Detective Dugan touched a number in her cell phone directory. “Mokie, get a trace on a call received at the
Clarion
last night at eleven forty-two. Send out a lab tech to One Willow Lane. Marian Grant died in a fall down the garage apartment stairs. Check for possible damage to the railing. Look for scratches, paint traces. If there is damage, get forensic evidence. Also measurements and photos. Thanks.”

She turned to Steve. “Play the message again.” She listened with eyes half closed. At its end, she shook her head. “Can’t tell whether the caller was a man or a woman. Could have been anybody. No discernible accent.” Her eyes opened, settled on Steve. “Why you?”

Steve was unruffled. “Goes with the territory. If you have a tip, call a reporter.”

“Why last night?”

Steve kept his expression faintly quizzical. “A big story in yesterday afternoon’s
Clarion
. It probably caught someone’s attention.”

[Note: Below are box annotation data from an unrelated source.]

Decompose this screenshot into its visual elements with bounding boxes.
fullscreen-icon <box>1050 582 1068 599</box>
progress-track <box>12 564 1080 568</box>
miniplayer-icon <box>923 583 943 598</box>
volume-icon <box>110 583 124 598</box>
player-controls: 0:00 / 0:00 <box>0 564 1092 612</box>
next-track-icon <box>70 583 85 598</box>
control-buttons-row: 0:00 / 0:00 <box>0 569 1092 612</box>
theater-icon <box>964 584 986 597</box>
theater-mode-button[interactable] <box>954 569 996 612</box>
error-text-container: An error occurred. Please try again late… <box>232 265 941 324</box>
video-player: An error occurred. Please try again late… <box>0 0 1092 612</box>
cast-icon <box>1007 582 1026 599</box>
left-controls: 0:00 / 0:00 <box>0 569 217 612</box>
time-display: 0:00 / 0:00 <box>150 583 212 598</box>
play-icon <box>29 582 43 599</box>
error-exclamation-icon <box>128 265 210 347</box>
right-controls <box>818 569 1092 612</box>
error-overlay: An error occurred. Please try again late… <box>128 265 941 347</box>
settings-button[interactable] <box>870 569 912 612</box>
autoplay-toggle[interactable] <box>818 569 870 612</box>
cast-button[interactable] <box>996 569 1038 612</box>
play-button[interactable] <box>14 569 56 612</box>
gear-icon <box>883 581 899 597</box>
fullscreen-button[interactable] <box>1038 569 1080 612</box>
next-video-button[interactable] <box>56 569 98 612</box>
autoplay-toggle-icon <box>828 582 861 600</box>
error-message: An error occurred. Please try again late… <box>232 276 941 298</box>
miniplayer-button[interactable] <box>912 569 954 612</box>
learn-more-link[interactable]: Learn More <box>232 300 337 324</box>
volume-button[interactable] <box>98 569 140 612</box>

Katie’s face wrinkled in concentration. “I want to talk to that caller. Murder.” Her tone was considering. She squeezed her eyes in thought. “I figured all along that the necklace was the key and that Grant knew who took it. That explains the search of her office. The searcher messed everything up to try and make it look like more vandalism. The point has to be the necklace. A quarter of a million dollars is serious money. Let’s say Grant threatened to name the thief. People around her knew she jogged every morning. A skateboard on the steps couldn’t guarantee she’d be killed but the probability was good. Okay, the thief puts a skateboard on the steps then shows up around six fifteen, taking care not to be seen. If she was still alive, pressure on the carotid would dispatch her pronto. If she’s already dead, pick up the skateboard and melt away. Now,
how could anyone except the murderer know about a skateboard on the steps? If someone did know, why keep quiet until now? Scared? Not sure? Maybe saw a skateboard in a weird place and decided Marian was too athletic to fall accidentally?” Her chin jutted. “I’ve got to find who made that call.”